After daily driving it from march to now i can say that in term of user experience it's great ! On the privacy side it's better than firefox since it disable telemetry by default and offer a really good container tabs integration but far from librewolf with resist fingerprinting on.

The team is smaller and has made mistake in the past ( leaving remote debugging on in a release ) but it's nothing egregious for me and I will continue to use it in place of firefox/librewolf.

[–] A_norny_mousse@feddit.org 8 points 2 days ago

The Changelog seems to be mostly about the UI, security updates come from upstream, i.e. Firefox. But there's this further down:

In response to recent privacy concerns, we've significantly strengthened Zen's privacy measures. Previously, we only disabled telemetry, but some minimal pings were still being sent. Now, Firefox telemetry has been completely stripped out from the core.

Additionally, onboarding pages and initial Essentials favicons are now locally bundled and our website no longer relies on any external services, CDNs, nor Cloudflare services. Initial Essentials selected on startup will only be loaded when the tab is clicked on, so connections won't be established until you explicitly enter the tab. We also changed our onboarding Essentials options to more privacy and productivity focused sites.

Only critical security updates and other non-telemetry-related services remain. As a result, the number of external connections has dropped from 82 to around 20-10 — factoring in that Zen's site is loaded twice (for the welcome page and privacy policy).

Librewolf + LocalCDN is still better. Fight me!

My biggest concern with these forks, is do they get the security updates quickly enough as they're all downstream from either Chromium, Firefox, or web-kit. I've tried Zen a bit and had a good experience. From a privacy perspective, cookie management, containers, anti-fingerprinting, and telemetry are probably the biggest categories to address.

Again, I always have security concerns for the forks getting patches quickly. The smaller the team the more risk likely in this category. Librewolf won my vote. I use it for almost everything. If the page won't work there, I typically have to use Chromium because the site is just poorly built.

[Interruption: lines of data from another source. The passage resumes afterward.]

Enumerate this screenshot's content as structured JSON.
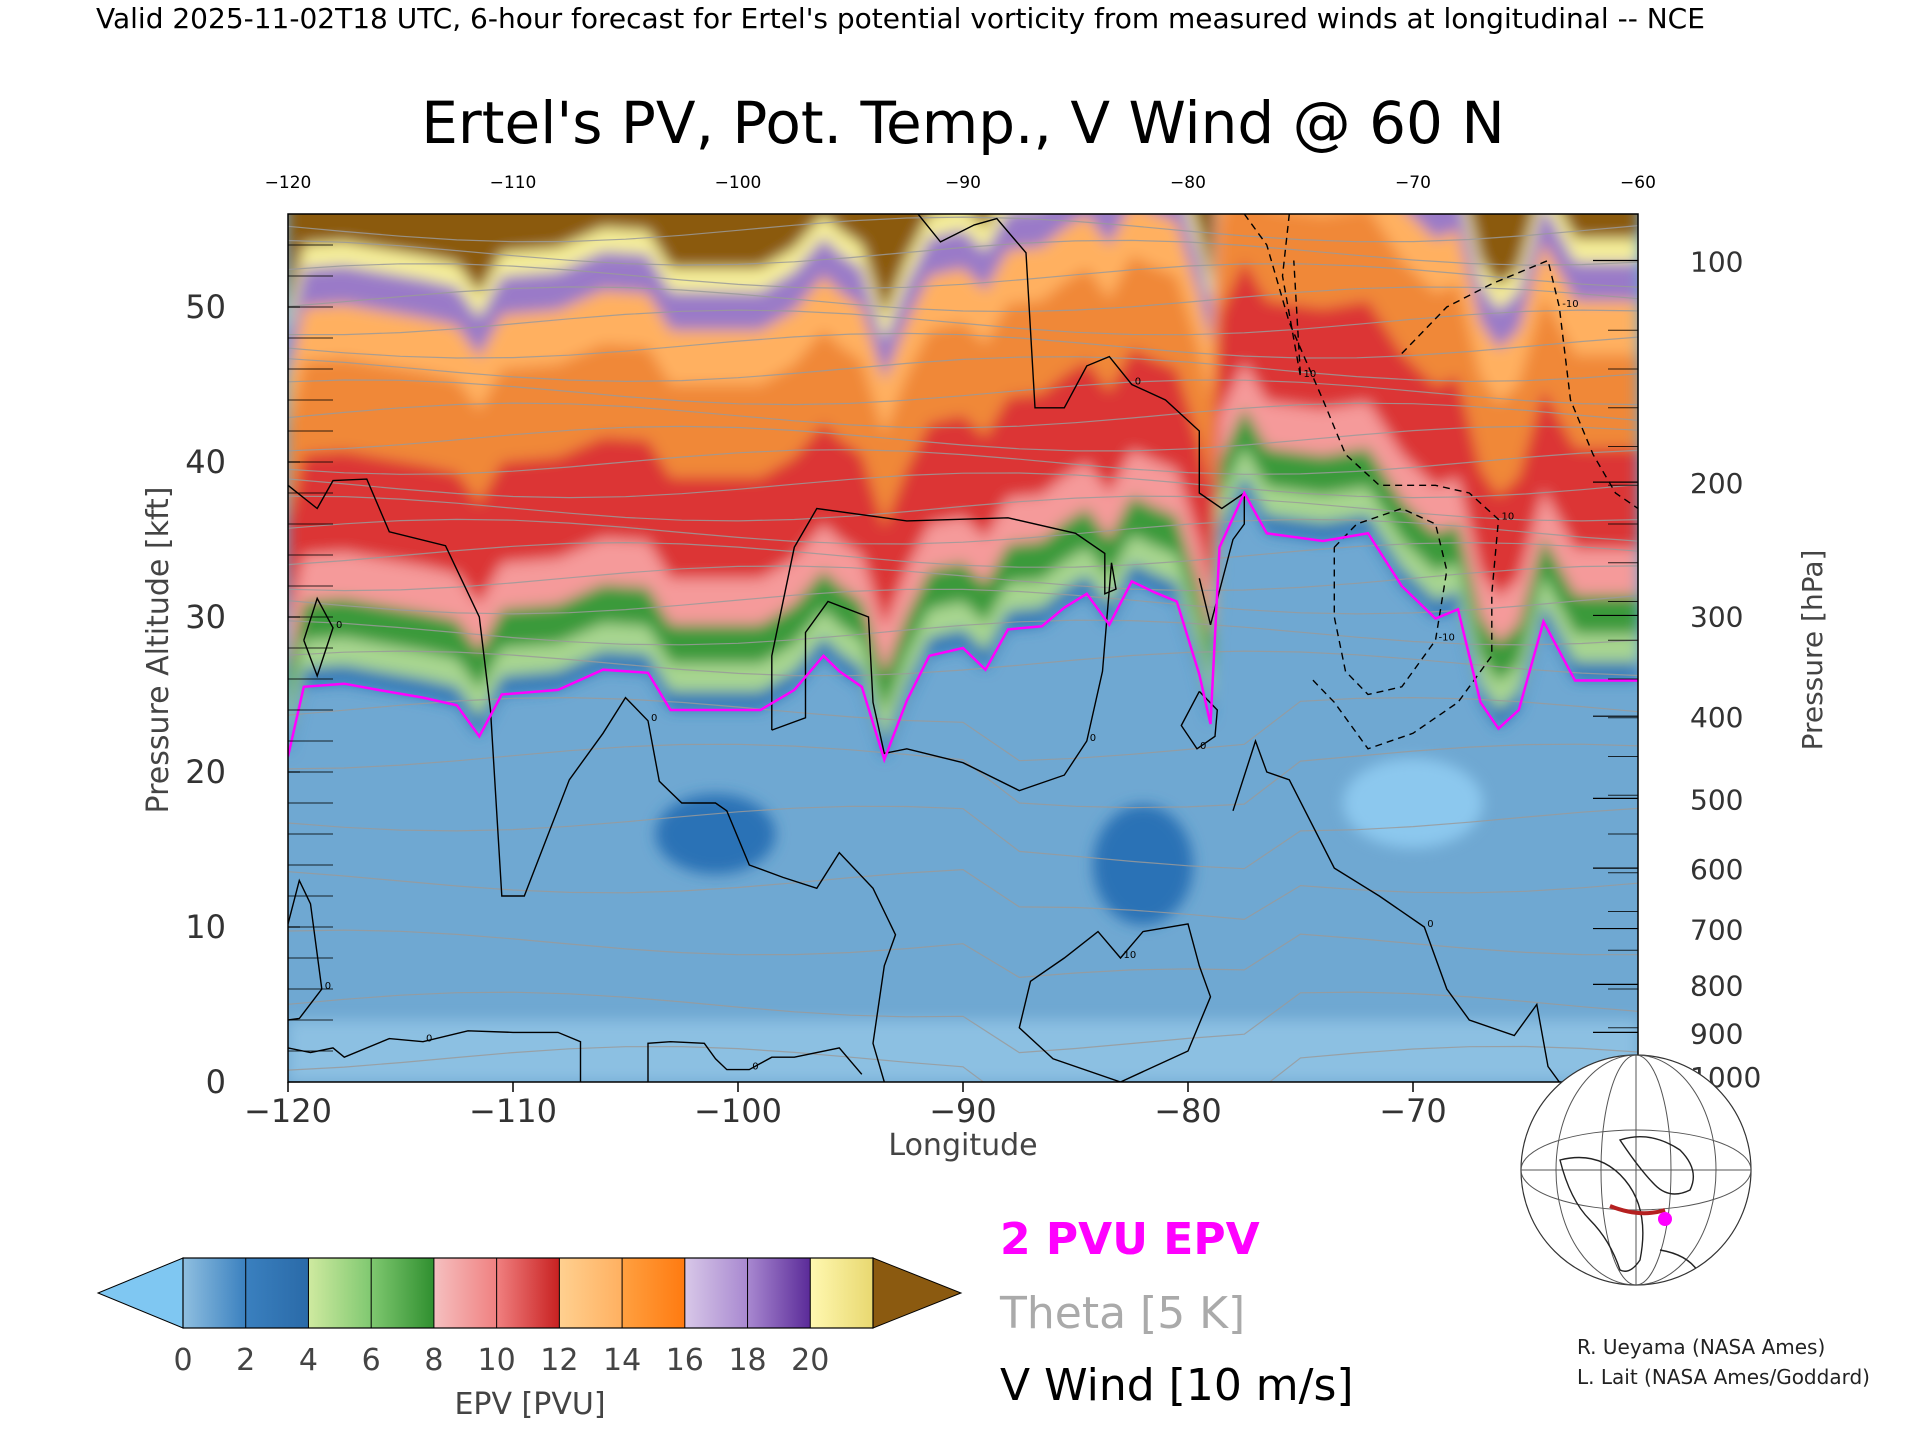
{
  "header_text": "Valid 2025-11-02T18 UTC, 6-hour forecast for Ertel's potential vorticity from measured winds at longitudinal -- NCE",
  "chart_data": {
    "type": "heatmap",
    "title": "Ertel's PV, Pot. Temp., V Wind @ 60 N",
    "xlabel": "Longitude",
    "ylabel_left": "Pressure Altitude [kft]",
    "ylabel_right": "Pressure [hPa]",
    "xlim": [
      -120,
      -60
    ],
    "ylim_kft": [
      0,
      56
    ],
    "x_ticks": [
      "-120",
      "-110",
      "-100",
      "-90",
      "-80",
      "-70",
      "-60"
    ],
    "x_top_ticks": [
      "-120",
      "-110",
      "-100",
      "-90",
      "-80",
      "-70",
      "-60"
    ],
    "y_left_ticks": [
      "0",
      "10",
      "20",
      "30",
      "40",
      "50"
    ],
    "y_right_ticks": [
      {
        "label": "100",
        "kft": 53
      },
      {
        "label": "200",
        "kft": 38.7
      },
      {
        "label": "300",
        "kft": 30.1
      },
      {
        "label": "400",
        "kft": 23.6
      },
      {
        "label": "500",
        "kft": 18.3
      },
      {
        "label": "600",
        "kft": 13.8
      },
      {
        "label": "700",
        "kft": 9.9
      },
      {
        "label": "800",
        "kft": 6.3
      },
      {
        "label": "900",
        "kft": 3.2
      },
      {
        "label": "1000",
        "kft": 0.4
      }
    ],
    "colorbar": {
      "label": "EPV [PVU]",
      "ticks": [
        "0",
        "2",
        "4",
        "6",
        "8",
        "10",
        "12",
        "14",
        "16",
        "18",
        "20"
      ],
      "under_color": "#7fc7f2",
      "over_color": "#8b5a10",
      "colors": [
        "#8fbfe0",
        "#3a80bf",
        "#9fd08a",
        "#3a9a3a",
        "#f5a0a0",
        "#d83030",
        "#ffb060",
        "#ff8a20",
        "#c0a8d8",
        "#6a3aa8",
        "#f7f09a"
      ]
    },
    "tropopause_2pvu_kft": [
      [
        -120,
        21
      ],
      [
        -119.3,
        25.5
      ],
      [
        -117.5,
        25.7
      ],
      [
        -116,
        25.3
      ],
      [
        -114,
        24.8
      ],
      [
        -112.5,
        24.3
      ],
      [
        -111.5,
        22.3
      ],
      [
        -110.5,
        25.0
      ],
      [
        -108,
        25.3
      ],
      [
        -106,
        26.6
      ],
      [
        -104,
        26.4
      ],
      [
        -103,
        24.0
      ],
      [
        -99,
        24.0
      ],
      [
        -97.5,
        25.3
      ],
      [
        -96.2,
        27.5
      ],
      [
        -95.5,
        26.5
      ],
      [
        -94.5,
        25.5
      ],
      [
        -93.5,
        20.8
      ],
      [
        -92.5,
        24.6
      ],
      [
        -91.5,
        27.5
      ],
      [
        -90,
        28.0
      ],
      [
        -89,
        26.6
      ],
      [
        -88,
        29.2
      ],
      [
        -86.5,
        29.4
      ],
      [
        -85.5,
        30.6
      ],
      [
        -84.5,
        31.5
      ],
      [
        -83.5,
        29.5
      ],
      [
        -82.5,
        32.3
      ],
      [
        -81.5,
        31.6
      ],
      [
        -80.5,
        31.0
      ],
      [
        -79.5,
        26.3
      ],
      [
        -79,
        23.1
      ],
      [
        -78.6,
        34.5
      ],
      [
        -77.5,
        38.0
      ],
      [
        -76.5,
        35.4
      ],
      [
        -74,
        34.9
      ],
      [
        -72,
        35.4
      ],
      [
        -70.5,
        32.0
      ],
      [
        -69,
        29.9
      ],
      [
        -68,
        30.5
      ],
      [
        -67,
        24.5
      ],
      [
        -66.2,
        22.8
      ],
      [
        -65.3,
        24.0
      ],
      [
        -64.2,
        29.7
      ],
      [
        -62.8,
        25.9
      ],
      [
        -60,
        25.9
      ]
    ],
    "wind_contours": [
      {
        "label": "0",
        "style": "solid",
        "points": [
          [
            -120,
            38.5
          ],
          [
            -118.7,
            37
          ],
          [
            -118,
            38.8
          ],
          [
            -116.5,
            38.9
          ],
          [
            -115.5,
            35.5
          ],
          [
            -113,
            34.6
          ],
          [
            -111.5,
            30
          ],
          [
            -111,
            24
          ],
          [
            -110.5,
            12
          ],
          [
            -109.5,
            12
          ],
          [
            -107.5,
            19.5
          ],
          [
            -106,
            22.5
          ],
          [
            -105,
            24.8
          ],
          [
            -104,
            23.3
          ],
          [
            -103.5,
            19.4
          ],
          [
            -102.5,
            18
          ],
          [
            -101,
            18
          ],
          [
            -100.5,
            17.5
          ],
          [
            -99.5,
            14
          ],
          [
            -98,
            13.2
          ],
          [
            -96.5,
            12.5
          ],
          [
            -95.5,
            14.8
          ],
          [
            -94,
            12.5
          ],
          [
            -93,
            9.5
          ],
          [
            -93.5,
            7.5
          ],
          [
            -94,
            2.5
          ],
          [
            -93.5,
            0
          ]
        ]
      },
      {
        "label": "0",
        "style": "solid",
        "points": [
          [
            -98.5,
            22.7
          ],
          [
            -98.5,
            27.5
          ],
          [
            -97.5,
            34.5
          ],
          [
            -96.5,
            37
          ],
          [
            -92.5,
            36.2
          ],
          [
            -88,
            36.4
          ],
          [
            -85,
            35.4
          ],
          [
            -83.7,
            34.1
          ],
          [
            -83.7,
            31.5
          ],
          [
            -83.2,
            31.8
          ],
          [
            -83.4,
            33.5
          ],
          [
            -83.8,
            26.5
          ],
          [
            -84.5,
            22
          ],
          [
            -85.5,
            19.8
          ],
          [
            -87.5,
            18.8
          ],
          [
            -90,
            20.6
          ],
          [
            -92.5,
            21.5
          ],
          [
            -93.5,
            21.2
          ],
          [
            -94,
            24.5
          ],
          [
            -94.2,
            30
          ],
          [
            -96,
            31
          ],
          [
            -97,
            29
          ],
          [
            -97,
            23.5
          ],
          [
            -98.5,
            22.7
          ]
        ]
      },
      {
        "label": "0",
        "style": "solid",
        "points": [
          [
            -92,
            56
          ],
          [
            -91,
            54.2
          ],
          [
            -89.5,
            55.3
          ],
          [
            -88.5,
            55.7
          ],
          [
            -87.2,
            53.5
          ],
          [
            -86.8,
            43.5
          ],
          [
            -85.5,
            43.5
          ],
          [
            -84.5,
            46.2
          ],
          [
            -83.5,
            46.8
          ],
          [
            -82.5,
            45
          ],
          [
            -81,
            44
          ],
          [
            -79.5,
            42
          ],
          [
            -79.5,
            38
          ],
          [
            -78.5,
            37
          ],
          [
            -77.5,
            38
          ],
          [
            -77.5,
            36
          ],
          [
            -78,
            35
          ],
          [
            -79,
            29.5
          ],
          [
            -79.5,
            32.5
          ]
        ]
      },
      {
        "label": "0",
        "style": "solid",
        "points": [
          [
            -78,
            17.5
          ],
          [
            -77,
            22
          ],
          [
            -76.5,
            20
          ],
          [
            -75.5,
            19.5
          ],
          [
            -73.5,
            13.8
          ],
          [
            -71.5,
            12
          ],
          [
            -69.5,
            10
          ],
          [
            -68.5,
            6
          ],
          [
            -67.5,
            4
          ],
          [
            -65.5,
            3
          ],
          [
            -64.5,
            5
          ],
          [
            -64,
            1
          ],
          [
            -63.5,
            0
          ]
        ]
      },
      {
        "label": "0",
        "style": "solid",
        "points": [
          [
            -79.5,
            25.2
          ],
          [
            -78.7,
            24
          ],
          [
            -78.8,
            22.3
          ],
          [
            -79.6,
            21.5
          ],
          [
            -80.3,
            23
          ],
          [
            -79.5,
            25.2
          ]
        ]
      },
      {
        "label": "0",
        "style": "solid",
        "points": [
          [
            -120,
            2.2
          ],
          [
            -119,
            1.9
          ],
          [
            -118,
            2.2
          ],
          [
            -117.5,
            1.6
          ],
          [
            -115.5,
            2.8
          ],
          [
            -114,
            2.6
          ],
          [
            -112,
            3.3
          ],
          [
            -110,
            3.2
          ],
          [
            -108,
            3.2
          ],
          [
            -107,
            2.6
          ],
          [
            -107,
            0
          ]
        ]
      },
      {
        "label": "0",
        "style": "solid",
        "points": [
          [
            -104,
            0
          ],
          [
            -104,
            2.5
          ],
          [
            -103,
            2.6
          ],
          [
            -101.5,
            2.5
          ],
          [
            -101,
            1.5
          ],
          [
            -100.5,
            0.8
          ],
          [
            -99.5,
            0.8
          ],
          [
            -99,
            1.2
          ],
          [
            -98.5,
            1.6
          ],
          [
            -97.5,
            1.6
          ],
          [
            -95.5,
            2.2
          ],
          [
            -94.5,
            0.5
          ]
        ]
      },
      {
        "label": "0",
        "style": "solid",
        "points": [
          [
            -120,
            10.2
          ],
          [
            -119.5,
            13
          ],
          [
            -119,
            11.5
          ],
          [
            -118.5,
            6
          ],
          [
            -119.5,
            4.1
          ],
          [
            -120,
            4
          ]
        ]
      },
      {
        "label": "0",
        "style": "solid",
        "points": [
          [
            -119.3,
            28.5
          ],
          [
            -118.7,
            31.2
          ],
          [
            -118,
            29.3
          ],
          [
            -118.7,
            26.2
          ],
          [
            -119.3,
            28.5
          ]
        ]
      },
      {
        "label": "10",
        "style": "solid",
        "points": [
          [
            -83,
            0
          ],
          [
            -86,
            1.5
          ],
          [
            -87.5,
            3.5
          ],
          [
            -87,
            6.5
          ],
          [
            -85.5,
            8
          ],
          [
            -84,
            9.7
          ],
          [
            -83,
            8
          ],
          [
            -82,
            9.7
          ],
          [
            -80,
            10.2
          ],
          [
            -79.5,
            7.5
          ],
          [
            -79,
            5.5
          ],
          [
            -80,
            2
          ],
          [
            -83,
            0
          ]
        ]
      },
      {
        "label": "10",
        "style": "dashed",
        "points": [
          [
            -77.5,
            56
          ],
          [
            -76.5,
            54
          ],
          [
            -75.5,
            49
          ],
          [
            -74,
            44
          ],
          [
            -73,
            40.5
          ],
          [
            -71.5,
            38.5
          ],
          [
            -69,
            38.5
          ],
          [
            -67.5,
            38
          ],
          [
            -66.2,
            36.3
          ],
          [
            -66.5,
            31.5
          ],
          [
            -66.5,
            27.5
          ],
          [
            -68,
            24.5
          ],
          [
            -70,
            22.5
          ],
          [
            -72,
            21.5
          ],
          [
            -73.5,
            24.5
          ],
          [
            -74.5,
            26
          ]
        ]
      },
      {
        "label": "-10",
        "style": "dashed",
        "points": [
          [
            -73.5,
            34.5
          ],
          [
            -72.5,
            36
          ],
          [
            -70.5,
            37
          ],
          [
            -69,
            36
          ],
          [
            -68.5,
            33
          ],
          [
            -69,
            28.5
          ],
          [
            -70.5,
            25.5
          ],
          [
            -72,
            25
          ],
          [
            -73,
            26.5
          ],
          [
            -73.5,
            30
          ],
          [
            -73.5,
            34.5
          ]
        ]
      },
      {
        "label": "-10",
        "style": "dashed",
        "points": [
          [
            -70.5,
            47
          ],
          [
            -68.5,
            50
          ],
          [
            -66.5,
            51.5
          ],
          [
            -64,
            53
          ],
          [
            -63.5,
            50
          ],
          [
            -63,
            44
          ],
          [
            -62,
            40.5
          ],
          [
            -61,
            38
          ],
          [
            -60,
            37
          ]
        ]
      },
      {
        "label": "10",
        "style": "dashed",
        "points": [
          [
            -75.5,
            56
          ],
          [
            -75.8,
            52
          ],
          [
            -75,
            45.5
          ],
          [
            -75.3,
            53
          ]
        ]
      }
    ],
    "theta_levels_K": [
      "290",
      "300",
      "320",
      "340",
      "360",
      "370",
      "380",
      "390",
      "400"
    ]
  },
  "legend": {
    "epv_label": "2 PVU EPV",
    "epv_color": "#ff00ff",
    "theta_label": "Theta [5 K]",
    "theta_color": "#aaaaaa",
    "wind_label": "V Wind [10 m/s]",
    "wind_color": "#000000"
  },
  "inset_map": {
    "description_icon": "globe-map-icon",
    "track_color": "#b52020",
    "marker_color": "#ff00ff"
  },
  "credits": [
    "R. Ueyama (NASA Ames)",
    "L. Lait (NASA Ames/Goddard)"
  ]
}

I'd also recommend doing something to manage privacy at the DNS level for your local network/machine. Piehole or NextDNS would be a good place to start. I landed on NextDNS as it's pretty cheap, easy, and stable. With internet, it has to "just work" or the family gets annoyed fast. I can still black-hole traffic from my network that is phone-home telemetry from devices more concentrated on collecting info for the manufacture than doing what they were purchased to do.